5.31: During the past three days I have realized the following: the Snow White episode when I was three years old. Mme Feminier who was babysitting me showing me the pop up fairy tale and mom coming to fetch me and apologized profusely for the inconvenience, against the lady's protest, and my feelings hurt, unable to speak about what had just happened to my mom and me realizing that mom was like the evil queen in the fairy tale I had just learned. Maybe from then on I distrusted my mother and was afraid of her and that was what gave her the idea of the dentist sessions.

 

 

* * *

1995 - FEBRUARY

 

            Wednesday the 1st: 2PM appointment with Dr. Herbin. When scheduling the appt. I had asked him how long he would keep me and he had said one hour to one hour and a half. He had said he would need to make a two-teeth prosthesis. I don't think it's a good idea for front teeth and if he wants to go ahead I'll tell him I don't want him to do it.

 

            Once I'm seated he says that he used a short post on the tooth that fell out because of the very hard cement used by the French dentists that he couldn't drill through. I feel like asking him "What is your drill bit made of? Marshmallow?" but I don't say it. He says also that it's because of a broken post that's stuck in the root canal that he couldn't dislodge. Then he pulls out my X-ray chart and where the X-ray of my tooth should be, the spot is empty. He says that it must have slipped, although the cardboard support is constructed to prevent such occurrence, and he doesn't even look inside my file to search for it. I ask him if the root is healthy because I saw it was grey and I'm concerned that it would decay further. He says the color doesn't mean that the root is decaying and I shouldn't be concerned about it. I ask him where does he think that the broken piece of post comes from, because the crown he put on my tooth was the first and only crown ever made for that tooth.
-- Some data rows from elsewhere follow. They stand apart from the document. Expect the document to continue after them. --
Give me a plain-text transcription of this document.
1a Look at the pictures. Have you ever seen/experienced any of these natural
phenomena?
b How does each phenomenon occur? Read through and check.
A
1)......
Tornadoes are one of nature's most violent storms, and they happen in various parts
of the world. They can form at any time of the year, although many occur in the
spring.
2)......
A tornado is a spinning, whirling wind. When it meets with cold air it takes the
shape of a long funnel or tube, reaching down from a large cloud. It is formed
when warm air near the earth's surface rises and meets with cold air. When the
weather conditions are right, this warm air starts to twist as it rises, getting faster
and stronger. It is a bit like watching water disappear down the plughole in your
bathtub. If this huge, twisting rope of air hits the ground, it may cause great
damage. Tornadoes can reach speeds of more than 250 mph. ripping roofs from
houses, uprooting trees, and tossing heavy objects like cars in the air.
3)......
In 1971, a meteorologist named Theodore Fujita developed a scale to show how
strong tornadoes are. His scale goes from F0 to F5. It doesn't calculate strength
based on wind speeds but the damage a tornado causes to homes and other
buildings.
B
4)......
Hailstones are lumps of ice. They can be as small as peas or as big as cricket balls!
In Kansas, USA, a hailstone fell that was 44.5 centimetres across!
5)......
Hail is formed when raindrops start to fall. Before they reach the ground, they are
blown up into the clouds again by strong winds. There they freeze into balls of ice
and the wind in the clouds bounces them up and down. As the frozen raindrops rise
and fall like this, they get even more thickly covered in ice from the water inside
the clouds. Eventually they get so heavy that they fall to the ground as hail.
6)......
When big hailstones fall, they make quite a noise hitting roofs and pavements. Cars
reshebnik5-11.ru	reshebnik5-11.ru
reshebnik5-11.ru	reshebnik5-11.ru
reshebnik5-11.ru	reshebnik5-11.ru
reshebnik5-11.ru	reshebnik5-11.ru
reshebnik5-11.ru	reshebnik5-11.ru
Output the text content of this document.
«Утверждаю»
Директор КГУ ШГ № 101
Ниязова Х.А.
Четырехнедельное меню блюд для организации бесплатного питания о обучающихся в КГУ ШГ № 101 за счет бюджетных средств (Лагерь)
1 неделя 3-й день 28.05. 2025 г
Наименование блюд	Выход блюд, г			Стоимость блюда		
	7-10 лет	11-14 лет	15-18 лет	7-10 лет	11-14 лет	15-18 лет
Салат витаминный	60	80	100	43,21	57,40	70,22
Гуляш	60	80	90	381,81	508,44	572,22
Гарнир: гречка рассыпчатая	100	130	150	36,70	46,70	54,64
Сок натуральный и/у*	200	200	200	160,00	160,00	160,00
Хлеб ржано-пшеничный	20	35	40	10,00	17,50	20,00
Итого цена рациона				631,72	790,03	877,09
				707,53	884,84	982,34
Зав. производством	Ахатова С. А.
He says he doesn't know and he sounds very tired. He removes some excess cement that is sticking to the top of my tooth. I ask what he intends to do now. He says "Nothing, I cemented your tooth with durable cement. You didn't have a problem for five years, so you shouldn't have a problem for another five years." I say I thought he had put temporary cement so that he could work again on my tooth today. He says I must have been mistaken. I say I had refrained from using that tooth because I thought the cement was temporary, I didn't even dare to brush it as vigorously as the other teeth because I feared it would fall off again, and I had chewed on the other side of my mouth. I say I don't want him to work on my tooth if it's not necessary and I'd rather not have to see him. "I don't take it personally" he says "So I can use this tooth normally then?" I ask. "Well, noooo...." Go figure.

 

            I'm relieved that there is nothing to do and jump up from the torture chair in good spirits. As I put my coat back on, I ask him what is the problem with the gum inflammation where my tooth is and he says "Just brush it" and he sounds totally exhausted. So the inflammation was due to bacteria proliferation because I had refrained from brushing that tooth hard enough.

 

* * *

 

 

* * *

1995 OCTOBER

 

I read again the CPLR (Civil Practice Law and Rules)in the evening, with my tooth killing me, and I had the epiphany: "But of course!" I had read the wrong rule! As simple as that.

 

Saturday the 14th I could at last go to the dentist to take care of an abscessed tooth that had been increasingly painful. My palate was so swollen and tender it was torture just to swallow liquid. And the tooth in question is a bridge supporting molar, and the dentist says the reason of the abscess is that no root canal has been done on the tooth, although this is the second bridge, so two dentists have made a bridge, and none of them did a root canal. Unbelievable.